Increase Value: In case increasing value of any node, it may violate the property of max-heap, so we may have to swap the parent’s value with the node’s value until we get a larger value on parent node.
void increase_value (int Arr[ ], int i, int val)
{
if(val < Arr[ i ])
{
cout<<”New value is less than current value, can’t be inserted” <<endl;
return;
}
Arr[ i ] = val;
while( i > 1 and Arr[ i/2 ] < Arr[ i ])
{
swap(Arr[ i/2 ], Arr[ i ]);
i = i/2;
}
}
Complexity : $$O(log N)$$.
Insert Value :
void insert_value (int Arr[ ], int val)
{
length = length + 1;
Arr[ length ] = -1; //assuming all the numbers greater than 0 are to be inserted in queue.
increase_val (Arr, length, val);
}
Complexity: $$O(log N)$$.
Example:
Initially there are 5 elements in priority queue.
Operation: Insert Value(Arr, 6)
In the diagram below, inserting another element having value 6 is violating the property of max-priority queue, so it is swapped with its parent having value 4, thus maintaining the max priority queue.
Operation: Extract Maximum:
In the diagram below, after removing 8 and placing 4 at node 1, violates the property of max-priority queue. So max_heapify(Arr, 1) will be performed which will maintain the property of max - priority queue.

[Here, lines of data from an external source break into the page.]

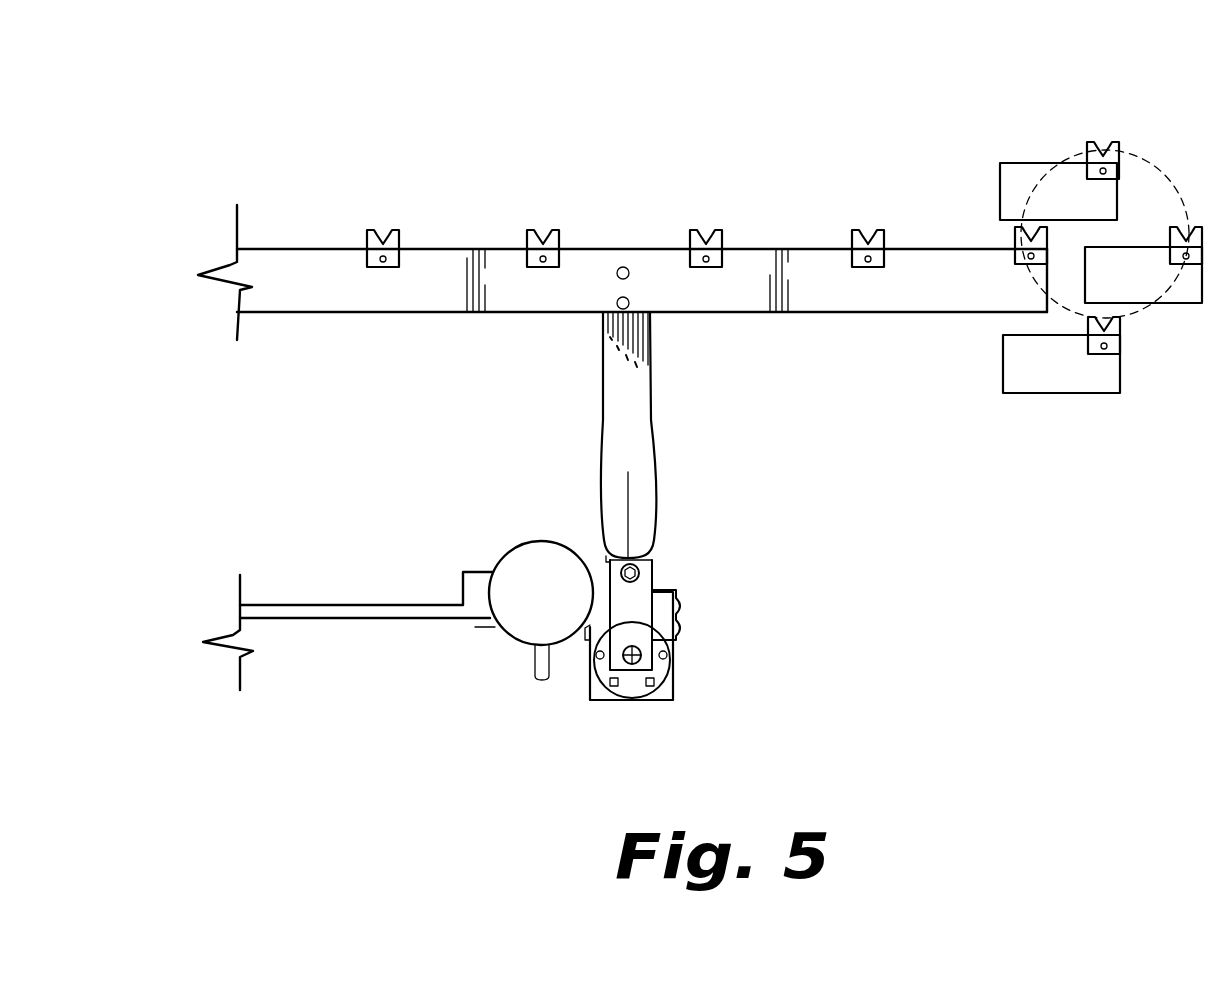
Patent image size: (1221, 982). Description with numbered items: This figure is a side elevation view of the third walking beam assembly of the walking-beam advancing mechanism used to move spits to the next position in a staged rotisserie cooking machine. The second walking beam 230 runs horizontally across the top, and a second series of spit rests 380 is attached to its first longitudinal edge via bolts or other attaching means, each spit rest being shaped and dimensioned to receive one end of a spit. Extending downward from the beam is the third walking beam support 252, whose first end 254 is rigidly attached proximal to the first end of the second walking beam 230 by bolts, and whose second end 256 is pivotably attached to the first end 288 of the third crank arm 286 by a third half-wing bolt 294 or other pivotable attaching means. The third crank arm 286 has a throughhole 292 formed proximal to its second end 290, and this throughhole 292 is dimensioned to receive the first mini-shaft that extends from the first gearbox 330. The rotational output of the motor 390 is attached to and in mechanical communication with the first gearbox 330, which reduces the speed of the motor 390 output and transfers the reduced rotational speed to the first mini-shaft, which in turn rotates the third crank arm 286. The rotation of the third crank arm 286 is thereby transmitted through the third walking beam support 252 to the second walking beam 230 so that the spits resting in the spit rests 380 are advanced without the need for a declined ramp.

The second walking beam 230 is at (333, 275).
The second series of spit rests 380 is at (700, 238).
The first end 254 is at (617, 330).
The third walking beam support 252 is at (650, 372).
The second end 256 is at (657, 548).
The third half-wing bolt 294 is at (607, 558).
The first end 288 is at (643, 585).
The third crank arm 286 is at (680, 612).
The second end 290 is at (673, 668).
The throughhole 292 is at (595, 700).
The first gearbox 330 is at (675, 693).
The motor 390 is at (527, 572).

As discussed above, like heaps we can use priority queues in scheduling of jobs. When there are $$N$$ jobs in queue, each having its own priority. If the job with maximum priority will be completed first and will be removed from the queue, we can use priority queue’s operation extract_maximum here. If at every instant we have to add a new job in the queue, we can use insert_value operation as it will insert the element in $$O(log N)$$ and will also maintain the property of max heap.